On Thursday, ACR Health marked World AIDS Day with testimonials, free HIV screenings, COVID vaccines and other community resources.
Les Wright has been diagnosed with HIV for 42 years and contracted it when cases of the auto-immune disease emerged. The retired college professor said he turned out to be one of the rare “slow progressors.”
He said he owes his life to a drug breakthrough in the 1990s.
"I was very fortunate that by the time I was beginning to have health issues, the three-drug cocktail came out in '96. That saved me cause I was just beginning to go into that decline," Wright said.
Wright, who is also a gay activist, said he assumed he was infected after spending time in San Francisco in 1979. Many of his friends died of AIDS-related diseases a short time later.

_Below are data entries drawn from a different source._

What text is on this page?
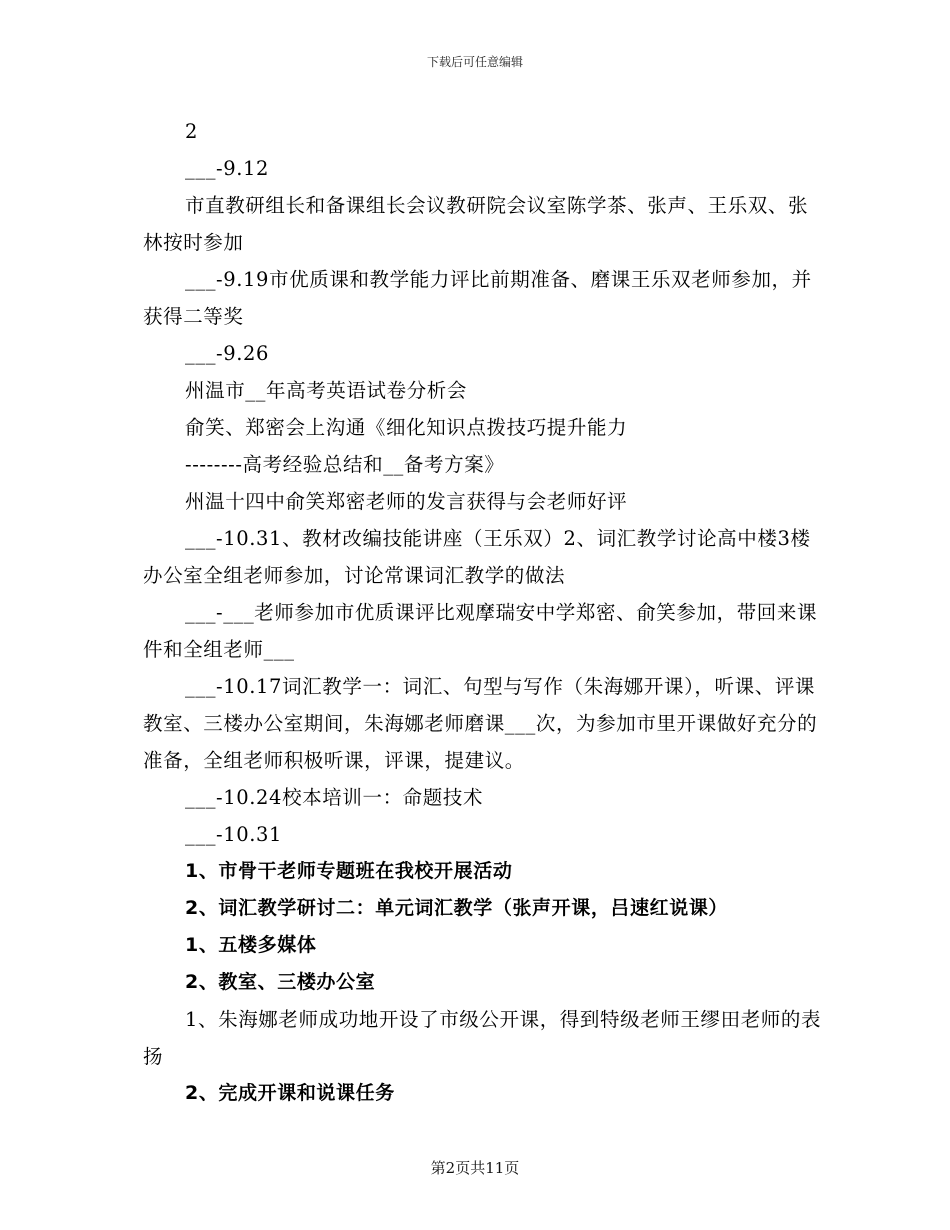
下载后可任意编辑

2

___-9.12

市直教研组长和备课组长会议教研院会议室陈学茶、张声、王乐双、张林按时参加

___-9.19市优质课和教学能力评比前期准备、磨课王乐双老师参加，并获得二等奖

___-9.26

州温市__年高考英语试卷分析会

俞笑、郑密会上沟通《细化知识点拨技巧提升能力

--------高考经验总结和__备考方案》

州温十四中俞笑郑密老师的发言获得与会老师好评

___-10.31、教材改编技能讲座（王乐双）2、词汇教学讨论高中楼3楼办公室全组老师参加，讨论常课词汇教学的做法

___-___老师参加市优质课评比观摩瑞安中学郑密、俞笑参加，带回来课件和全组老师___

___-10.17词汇教学一：词汇、句型与写作（朱海娜开课），听课、评课教室、三楼办公室期间，朱海娜老师磨课___次，为参加市里开课做好充分的准备，全组老师积极听课，评课，提建议。

___-10.24校本培训一：命题技术

___-10.31

1、市骨干老师专题班在我校开展活动

2、词汇教学研讨二：单元词汇教学（张声开课，吕速红说课）

1、五楼多媒体

2、教室、三楼办公室

1、朱海娜老师成功地开设了市级公开课，得到特级老师王缪田老师的表扬

2、完成开课和说课任务

第2页共11页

But Wright was determined to pursue his two dreams: Completing his Ph.D. and landing a tenure track job as a literature professor.

"My decision was to just you know keep going on until you know I couldn't anymore," Wright said. "And I was one of those people—I mean some guys committed suicide."
After being diagnosed in 2004, Shelly Jenkins thought she would be another victim to die from the disease. Her brother died from AIDS three years after he was diagnosed in the early 1990s. She said it’s natural to believe a diagnosis is a death sentence if you aren’t educated about HIV.
"We always fear that the worst will happen next," Jenkins said. "But it's that initial connection with an agency or someone just as simple as me, that can be able to talk to them, educate them, to let them know, to reassure them that it's not the end of your life. This is the beginning of a new chapter in your life."
Jenkins is a state-certified HIV and AIDS peer worker for Central New York. She educates people about the disease and connects them to medical care and other services. She said homelessness and drug addiction are significant barriers to diagnosis and care, but the stigma is also a major challenge.
"That’s where they fall short of themselves," Jenkins said. "Because they'll end up stop taking their medicines they won’t go to the doctor, because of the shame and the guilt, and that causes them to do more harm to themselves than anything."
Jenkins was just named a spokesmodel for HIV Stops With Me, and her profile will be posted next month. In that role, she’ll continue educating those living with and without HIV and AIDS.